Es ist ein Dauerthema auf dem Schweizer Arbeitsmarkt: der Fachkräftemangel. Für Unternehmen bleibt es schwierig, gut ausgebildete Kräfte zu binden. Um den Mangel zu entschärfen, möchten Politik und Wirtschaft das inländische Erwerbspotenzial besser nutzen. Angestellte in einem Teilzeitverhältnis sollen ihre Pensen erhöhen, Pensionierte über das Rentenalter hinaus arbeiten und Nichterwerbstätige in den Arbeitsmarkt eintreten.
Doch die Realität sieht anders aus. Für Arbeitnehmende ist die Flexibilität in der Arbeitszeitgestaltung zentral. Erwerbstätige wollen ihr Pensum immer öfters reduzieren. Zu diesem Schluss kommt eine repräsentative Umfrage von Swissstaffing, der Dachorganisation der Stellenvermittler. Das Bedürfnis nach tieferen Pensen sei in allen Branchen zu beobachten und sei unabhängig vom Geschlecht.
Gefahr der Abwanderung
Da Arbeitnehmende ihre Bedürfnisse auf dem Arbeitsmarkt zunehmend durchsetzen könnten, nimmt der Druck auf Arbeitgeber zu. Die Gefahr der Abwanderung ist laut Swissstaffing real. Obwohl die Mehrheit der Erwerbstätigen mit ihrem Arbeitsplatz zufrieden ist, wäre fast die Hälfte bereit, bei passender Gelegenheit die Stelle zu wechseln.

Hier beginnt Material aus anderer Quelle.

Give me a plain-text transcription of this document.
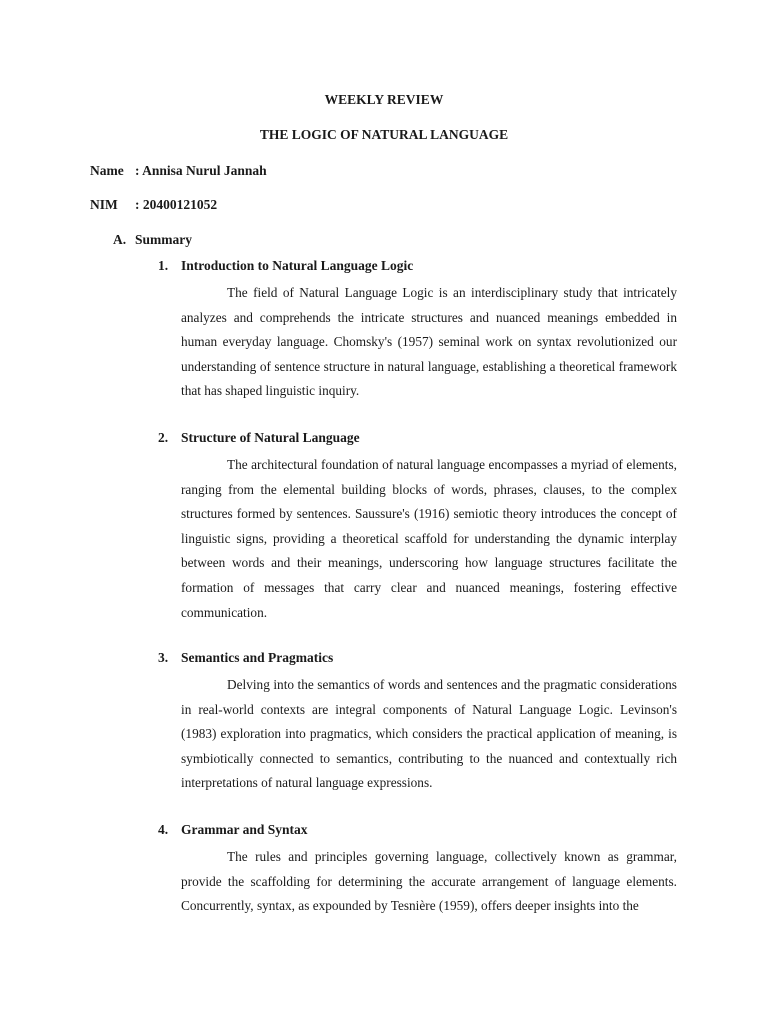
WEEKLY REVIEW
THE LOGIC OF NATURAL LANGUAGE
Name : Annisa Nurul Jannah
NIM : 20400121052
A. Summary
1. Introduction to Natural Language Logic

The field of Natural Language Logic is an interdisciplinary study that intricately analyzes and comprehends the intricate structures and nuanced meanings embedded in human everyday language. Chomsky's (1957) seminal work on syntax revolutionized our understanding of sentence structure in natural language, establishing a theoretical framework that has shaped linguistic inquiry.

2. Structure of Natural Language

The architectural foundation of natural language encompasses a myriad of elements, ranging from the elemental building blocks of words, phrases, clauses, to the complex structures formed by sentences. Saussure's (1916) semiotic theory introduces the concept of linguistic signs, providing a theoretical scaffold for understanding the dynamic interplay between words and their meanings, underscoring how language structures facilitate the formation of messages that carry clear and nuanced meanings, fostering effective communication.

3. Semantics and Pragmatics

Delving into the semantics of words and sentences and the pragmatic considerations in real-world contexts are integral components of Natural Language Logic. Levinson's (1983) exploration into pragmatics, which considers the practical application of meaning, is symbiotically connected to semantics, contributing to the nuanced and contextually rich interpretations of natural language expressions.

4. Grammar and Syntax

The rules and principles governing language, collectively known as grammar, provide the scaffolding for determining the accurate arrangement of language elements. Concurrently, syntax, as expounded by Tesnière (1959), offers deeper insights into the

Die Schweiz ist international das einzige Land, in dem es mehr Personen gibt, die gerne weniger arbeiten würden als solche, die mehr arbeiten wollen.
Der Trend zu mehr Teilzeitarbeit beschert der Schweiz im länderübergreifenden Vergleich einen Sonderplatz. «Die Schweiz ist international das einzige Land, in dem es mehr Personen gibt, die gerne weniger arbeiten würden als solche, die mehr arbeiten wollen», erklärt Michael Siegenthaler, Arbeitsmarktexperte bei der Konjunkturforschungsstelle (KOF) der ETH Zürich.
Ein Grund dafür ist, dass in der Schweiz bereits viel gearbeitet wird. Die Jahresarbeitszeit bei Vollzeitbeschäftigung sei hoch, so Siegenthaler. Des Weiteren seien Frauen in der Schweiz gut in den Arbeitsmarkt integriert. Dies führt dazu, dass die Arbeitsstunden pro Erwerbstätigen kontinuierlich sinken, aber immer mehr Personen am Erwerbsleben teilnehmen.
Augenfällig ist der Unterschied zu den USA. In den Staaten leistet ein Erwerbstätiger rund 300 bis 400 Arbeitsstunden mehr pro Jahr als in der Schweiz oder Deutschland. Die Beschäftigungsquote in den USA liegt jedoch deutlich unter jener der europäischen Länder.
Herausforderungen für Arbeitgeber
Auf Arbeitgeberseite ist der Wunsch nach Teilzeitarbeit mit erhöhtem Aufwand verbunden. Zu beobachten ist das beispielsweise in der Baubranche, welche in jüngster Vergangenheit vom Teilzeittrend erfasst wurde. «Der Koordinationsaufwand ist sehr gross», sagt Lukas Vatter, der eine Schreinerei im zürcherischen Dielsdorf führt.
«Die Montage auf einer Baustelle kann nicht einfach unterbrochen werden, sonst ist man nicht mehr im Zeitplan», führt der Schreiner weiter aus. «Es muss zusätzliches Personal organisiert werden, damit der Wissenstransfer auf der Baustelle funktioniert. All das kostet ein Unternehmen unter dem Strich mehr.»
Trotzdem fällt für Swissstaffing das Fazit klar aus. Teilzeitarbeit gebe den Arbeitnehmenden die Flexibilität, das Pensum auf die persönlichen Bedürfnisse abzustimmen. Und Siegenthaler fügt an: «Teilzeitarbeit ist ein Wohlstandsphänomen. Wir können es uns leisten, weniger zu arbeiten.»